Student's computer seized for sharing MP3s.
September 16, 2000 9:40 AM   Subscribe

Student's computer seized for sharing MP3s. Jack booted thugs anyone? Make no mistake, they're coming for you soon. Do something about it.
posted by owillis (7 comments total)
 
Yeah, dammit. Arresting people for breaking the law? What is this, Nazi Germany?
posted by Jart at 6:58 PM on September 16, 2000


Yeah, the guy was advertising his free leech music and movies site. The college tipped off the RIAA to stop him.

I was thinking about this today, if it were all Adobe and Microsoft software on the guy's site, we'd probably all agree he should be stopped. But if it's 40gigs of mp3's and movie mpg's, he should be allowed to continue on his free university connection?
posted by mathowie at 9:40 PM on September 16, 2000


This is rediculous. You just take away is networking privileges and the problem is solved! That's what they do at my University anyhow. Usually that's enough motivation for the user to either quit breaking the law, or do it more discreetly.
posted by greyscale at 10:21 AM on September 17, 2000


mathowie you have a good point. we have become so good a rationalizing our behavior that we have blurred the line between obvious right and obvious wrong.

i saw a post that asks whether mp3 piracy is a legitimate response to 'rip-off' pricing we've all endured for years.
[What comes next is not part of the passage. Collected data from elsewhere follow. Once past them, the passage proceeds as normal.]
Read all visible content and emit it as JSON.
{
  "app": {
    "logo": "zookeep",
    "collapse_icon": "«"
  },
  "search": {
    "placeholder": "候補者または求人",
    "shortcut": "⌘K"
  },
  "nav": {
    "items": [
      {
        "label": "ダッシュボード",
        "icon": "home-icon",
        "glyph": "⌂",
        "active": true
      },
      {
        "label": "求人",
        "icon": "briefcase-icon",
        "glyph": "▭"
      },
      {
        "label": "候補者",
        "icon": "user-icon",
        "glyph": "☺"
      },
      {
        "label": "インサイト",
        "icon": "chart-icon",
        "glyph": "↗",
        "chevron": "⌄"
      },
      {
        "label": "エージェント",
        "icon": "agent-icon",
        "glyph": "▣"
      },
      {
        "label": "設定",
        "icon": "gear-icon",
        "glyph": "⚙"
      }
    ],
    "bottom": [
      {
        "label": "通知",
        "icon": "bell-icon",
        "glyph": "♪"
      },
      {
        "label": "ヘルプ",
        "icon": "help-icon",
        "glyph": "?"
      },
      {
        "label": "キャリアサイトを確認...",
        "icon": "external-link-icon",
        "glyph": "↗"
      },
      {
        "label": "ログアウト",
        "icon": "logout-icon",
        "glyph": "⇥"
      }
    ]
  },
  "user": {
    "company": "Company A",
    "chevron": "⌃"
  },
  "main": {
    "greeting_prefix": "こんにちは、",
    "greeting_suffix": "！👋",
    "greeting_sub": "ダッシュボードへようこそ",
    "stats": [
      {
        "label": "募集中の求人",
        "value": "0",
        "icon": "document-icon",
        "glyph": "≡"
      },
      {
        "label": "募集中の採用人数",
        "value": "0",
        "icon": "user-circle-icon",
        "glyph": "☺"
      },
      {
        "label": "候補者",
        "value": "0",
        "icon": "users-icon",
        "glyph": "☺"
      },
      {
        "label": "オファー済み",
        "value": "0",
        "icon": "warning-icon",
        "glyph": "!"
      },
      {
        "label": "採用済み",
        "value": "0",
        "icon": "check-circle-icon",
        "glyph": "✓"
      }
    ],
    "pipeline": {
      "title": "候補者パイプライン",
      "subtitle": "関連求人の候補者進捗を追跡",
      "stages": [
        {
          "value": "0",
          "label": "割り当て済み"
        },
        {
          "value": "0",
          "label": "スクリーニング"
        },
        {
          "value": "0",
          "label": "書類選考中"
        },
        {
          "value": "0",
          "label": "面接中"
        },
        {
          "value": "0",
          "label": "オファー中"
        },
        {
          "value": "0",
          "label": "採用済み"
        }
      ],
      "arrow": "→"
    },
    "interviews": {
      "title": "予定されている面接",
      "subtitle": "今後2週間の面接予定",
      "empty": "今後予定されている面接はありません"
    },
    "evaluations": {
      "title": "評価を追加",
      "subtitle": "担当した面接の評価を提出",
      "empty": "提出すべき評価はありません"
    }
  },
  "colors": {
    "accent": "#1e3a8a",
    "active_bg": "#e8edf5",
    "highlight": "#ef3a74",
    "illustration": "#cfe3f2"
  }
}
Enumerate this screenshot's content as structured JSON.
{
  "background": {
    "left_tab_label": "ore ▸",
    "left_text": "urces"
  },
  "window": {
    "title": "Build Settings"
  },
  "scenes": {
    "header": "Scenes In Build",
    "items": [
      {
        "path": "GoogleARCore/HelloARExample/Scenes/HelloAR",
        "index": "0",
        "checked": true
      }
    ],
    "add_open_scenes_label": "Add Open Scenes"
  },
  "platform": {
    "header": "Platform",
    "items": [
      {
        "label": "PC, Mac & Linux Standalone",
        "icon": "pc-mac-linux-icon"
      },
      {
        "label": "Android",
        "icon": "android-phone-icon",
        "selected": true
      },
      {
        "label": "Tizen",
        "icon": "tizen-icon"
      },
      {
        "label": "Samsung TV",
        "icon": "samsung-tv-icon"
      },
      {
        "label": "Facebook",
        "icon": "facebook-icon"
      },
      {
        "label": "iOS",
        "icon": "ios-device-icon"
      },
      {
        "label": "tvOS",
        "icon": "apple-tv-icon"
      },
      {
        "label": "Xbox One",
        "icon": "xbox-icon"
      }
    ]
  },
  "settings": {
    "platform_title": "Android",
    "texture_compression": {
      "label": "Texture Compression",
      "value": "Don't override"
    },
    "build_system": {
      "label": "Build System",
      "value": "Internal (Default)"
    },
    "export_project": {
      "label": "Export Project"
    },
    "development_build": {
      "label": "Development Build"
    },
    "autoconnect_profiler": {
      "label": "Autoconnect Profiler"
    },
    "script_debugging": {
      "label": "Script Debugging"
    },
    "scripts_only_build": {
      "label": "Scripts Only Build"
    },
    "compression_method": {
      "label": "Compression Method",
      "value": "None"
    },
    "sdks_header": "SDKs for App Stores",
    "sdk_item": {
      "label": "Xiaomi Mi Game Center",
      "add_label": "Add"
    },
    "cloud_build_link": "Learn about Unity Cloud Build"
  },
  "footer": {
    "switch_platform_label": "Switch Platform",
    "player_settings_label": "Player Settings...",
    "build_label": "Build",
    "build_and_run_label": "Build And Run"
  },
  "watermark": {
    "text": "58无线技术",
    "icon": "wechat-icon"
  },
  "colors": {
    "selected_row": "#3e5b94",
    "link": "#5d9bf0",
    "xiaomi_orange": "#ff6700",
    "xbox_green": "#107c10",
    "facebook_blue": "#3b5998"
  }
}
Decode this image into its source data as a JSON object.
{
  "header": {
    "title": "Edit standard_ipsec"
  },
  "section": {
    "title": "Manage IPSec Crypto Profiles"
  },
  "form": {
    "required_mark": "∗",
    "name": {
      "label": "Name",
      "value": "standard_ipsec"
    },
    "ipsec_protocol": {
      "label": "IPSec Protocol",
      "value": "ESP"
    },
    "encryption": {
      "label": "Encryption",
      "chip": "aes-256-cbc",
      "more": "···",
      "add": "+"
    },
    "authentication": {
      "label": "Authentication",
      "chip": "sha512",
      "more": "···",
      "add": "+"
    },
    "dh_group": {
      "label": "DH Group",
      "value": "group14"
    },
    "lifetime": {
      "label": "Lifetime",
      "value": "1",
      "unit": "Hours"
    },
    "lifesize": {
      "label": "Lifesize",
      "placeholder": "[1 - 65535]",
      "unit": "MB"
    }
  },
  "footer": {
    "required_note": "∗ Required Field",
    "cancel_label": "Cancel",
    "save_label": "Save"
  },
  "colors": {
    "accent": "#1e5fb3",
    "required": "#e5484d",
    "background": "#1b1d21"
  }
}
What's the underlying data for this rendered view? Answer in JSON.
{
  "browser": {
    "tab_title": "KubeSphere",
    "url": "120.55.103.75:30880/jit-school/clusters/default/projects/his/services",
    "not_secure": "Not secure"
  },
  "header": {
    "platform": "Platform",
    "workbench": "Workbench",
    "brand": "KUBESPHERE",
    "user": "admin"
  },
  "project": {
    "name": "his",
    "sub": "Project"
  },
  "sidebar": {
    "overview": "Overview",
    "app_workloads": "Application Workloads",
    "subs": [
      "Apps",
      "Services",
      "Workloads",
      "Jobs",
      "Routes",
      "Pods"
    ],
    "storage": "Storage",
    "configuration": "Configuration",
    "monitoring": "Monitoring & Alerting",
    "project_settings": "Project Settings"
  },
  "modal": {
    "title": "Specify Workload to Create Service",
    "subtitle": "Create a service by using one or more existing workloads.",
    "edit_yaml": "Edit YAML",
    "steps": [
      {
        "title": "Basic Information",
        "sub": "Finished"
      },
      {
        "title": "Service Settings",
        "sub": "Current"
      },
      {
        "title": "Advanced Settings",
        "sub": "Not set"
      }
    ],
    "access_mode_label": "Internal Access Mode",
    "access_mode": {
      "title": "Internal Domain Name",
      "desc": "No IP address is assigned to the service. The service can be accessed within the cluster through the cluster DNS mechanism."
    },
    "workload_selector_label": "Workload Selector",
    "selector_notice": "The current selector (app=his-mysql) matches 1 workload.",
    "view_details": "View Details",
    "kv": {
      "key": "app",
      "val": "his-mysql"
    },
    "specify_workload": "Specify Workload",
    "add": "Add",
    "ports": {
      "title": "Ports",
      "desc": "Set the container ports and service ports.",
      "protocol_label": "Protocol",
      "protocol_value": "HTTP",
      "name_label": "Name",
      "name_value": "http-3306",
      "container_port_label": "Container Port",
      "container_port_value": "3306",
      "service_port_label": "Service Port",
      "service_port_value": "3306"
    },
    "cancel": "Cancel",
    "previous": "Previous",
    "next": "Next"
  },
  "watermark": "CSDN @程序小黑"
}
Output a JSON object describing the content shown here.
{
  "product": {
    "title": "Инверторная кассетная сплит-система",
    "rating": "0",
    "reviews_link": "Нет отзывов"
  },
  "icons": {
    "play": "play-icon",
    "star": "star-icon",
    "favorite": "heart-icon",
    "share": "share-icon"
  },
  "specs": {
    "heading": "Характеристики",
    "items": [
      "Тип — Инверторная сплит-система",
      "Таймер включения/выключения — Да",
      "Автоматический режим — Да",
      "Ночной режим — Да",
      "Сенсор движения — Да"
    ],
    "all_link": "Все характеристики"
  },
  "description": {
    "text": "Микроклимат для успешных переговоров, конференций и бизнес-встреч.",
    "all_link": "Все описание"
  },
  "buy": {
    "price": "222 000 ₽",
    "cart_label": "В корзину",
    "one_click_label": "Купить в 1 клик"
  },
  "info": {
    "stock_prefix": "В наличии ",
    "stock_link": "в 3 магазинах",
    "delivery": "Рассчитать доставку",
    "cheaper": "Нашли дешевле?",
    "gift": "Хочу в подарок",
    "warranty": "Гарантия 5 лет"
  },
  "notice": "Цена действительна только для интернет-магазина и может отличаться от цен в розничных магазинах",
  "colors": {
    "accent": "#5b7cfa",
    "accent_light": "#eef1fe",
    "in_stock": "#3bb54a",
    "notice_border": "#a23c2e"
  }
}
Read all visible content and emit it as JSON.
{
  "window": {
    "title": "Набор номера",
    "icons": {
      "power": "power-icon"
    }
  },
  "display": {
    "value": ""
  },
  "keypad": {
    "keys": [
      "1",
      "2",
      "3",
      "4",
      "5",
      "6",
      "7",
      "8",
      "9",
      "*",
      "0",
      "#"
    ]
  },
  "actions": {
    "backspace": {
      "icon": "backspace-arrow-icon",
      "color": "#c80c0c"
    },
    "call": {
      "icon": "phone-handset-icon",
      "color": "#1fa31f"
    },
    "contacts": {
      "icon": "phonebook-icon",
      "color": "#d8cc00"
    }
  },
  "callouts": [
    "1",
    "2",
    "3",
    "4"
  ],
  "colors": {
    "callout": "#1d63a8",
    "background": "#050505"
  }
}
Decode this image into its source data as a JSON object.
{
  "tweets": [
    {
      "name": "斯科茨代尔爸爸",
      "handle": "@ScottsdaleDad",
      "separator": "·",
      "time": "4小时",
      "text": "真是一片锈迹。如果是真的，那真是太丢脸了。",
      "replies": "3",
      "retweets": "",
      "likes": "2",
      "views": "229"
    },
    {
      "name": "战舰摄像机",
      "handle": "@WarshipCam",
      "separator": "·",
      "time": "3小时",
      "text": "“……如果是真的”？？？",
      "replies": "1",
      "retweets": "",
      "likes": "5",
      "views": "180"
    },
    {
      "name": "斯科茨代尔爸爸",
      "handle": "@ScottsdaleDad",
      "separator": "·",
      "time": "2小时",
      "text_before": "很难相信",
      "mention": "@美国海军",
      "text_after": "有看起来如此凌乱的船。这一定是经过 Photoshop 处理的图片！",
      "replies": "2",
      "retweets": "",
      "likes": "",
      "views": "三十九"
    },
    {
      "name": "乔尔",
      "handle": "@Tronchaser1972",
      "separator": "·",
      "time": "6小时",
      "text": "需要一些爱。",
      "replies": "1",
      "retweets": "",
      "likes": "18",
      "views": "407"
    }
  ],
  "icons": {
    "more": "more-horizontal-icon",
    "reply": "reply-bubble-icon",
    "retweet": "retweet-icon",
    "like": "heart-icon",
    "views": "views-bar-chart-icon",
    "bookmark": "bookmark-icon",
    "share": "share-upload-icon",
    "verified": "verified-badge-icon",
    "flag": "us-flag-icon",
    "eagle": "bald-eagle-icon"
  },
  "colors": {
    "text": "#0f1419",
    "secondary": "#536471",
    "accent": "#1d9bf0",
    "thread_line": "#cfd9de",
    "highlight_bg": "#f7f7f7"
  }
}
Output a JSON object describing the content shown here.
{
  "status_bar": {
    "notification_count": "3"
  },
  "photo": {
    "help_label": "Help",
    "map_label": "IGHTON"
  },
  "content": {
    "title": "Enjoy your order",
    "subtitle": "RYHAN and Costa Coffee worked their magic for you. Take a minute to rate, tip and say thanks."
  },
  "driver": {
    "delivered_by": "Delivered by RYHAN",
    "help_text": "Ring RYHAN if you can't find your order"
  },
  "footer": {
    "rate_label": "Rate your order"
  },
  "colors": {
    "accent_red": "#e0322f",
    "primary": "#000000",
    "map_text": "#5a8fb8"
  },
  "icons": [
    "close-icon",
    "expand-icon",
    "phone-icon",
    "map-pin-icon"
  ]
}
so why then do we selectively endorse stealing music by download but we don't overrun the local gas station and haul away the fuel?
posted by daddyray at 4:59 PM on September 17, 2000


daddyray: ...don't overrun the local gas station and haul away the fuel?

The argument against this is because fuel is a physical object, whereas music - especially in MP3 format - isn't.

I copy an MP3 from your computer, and now we both have copies, you haven't lost anything. If I walk up to your car and siphon your gas, now I have gas and you don't.
posted by cCranium at 5:58 PM on September 17, 2000


cCranium, copywrite law doesn't exist to protect one thief from another. it serves to protect the creator of a work from loss associated with unauthorized distribution.

if you syphon gas from my tank, you're a thief. if i had previously syphoned the gas from the service station, we are both thieves.

incidentally i was referring to fuel as a comparative analogy to claimed 'rip off pricing' by the recording industry as justification for the mp3 phenomenon, a claim i refute as hogwash.

i repeat, if predatory pricing is justification then why do we not overrun the gas station?

because if we steal property, physical OR intellectual, we run afoul of the various laws that prohibit that activity.

if we redistribute stolen property, we are much bigger thieves and we run afoul of even more laws.

stupid is as stupid does.

posted by daddyray at 6:47 PM on September 17, 2000


But see, it's an analogy that cannot be made, it's physical vs. visceral. We have no way of getting gas other than through it's current distributors. We have ways of getting music (and other data) without going through the distributors. That's the inherent difference.

Does a fence do more time than the person who broke and entered? I'm honestly curious here. I doubt it, but that would be an interesting way to make fences either hide better, or get out of business. :-)

To bring it back to webpages, if someone mirrors a site exactly the original author hasn't lost anything other than some extra load on the author's host.

If it's exactly the same, the same person gets credit, the same person gets recognition. And web designers already tell people - it's inherent in the medium, there's no way you can't - "go ahead, take a copy of my work. Look at it, delete it, give it to other people if you like." because it's all electronic. Just don't take credit for it.

MP3 copying, in which credit is inherently given, is a grapefruit to web design stealing's, in which credit is explicitly and willfully removed, alarm clock. Comparing the two is, while not futile, about as pointless as something can be while still remaining interesting.

stupid is as stupid does.

quite honestly, I'm not sure make of this. A is A?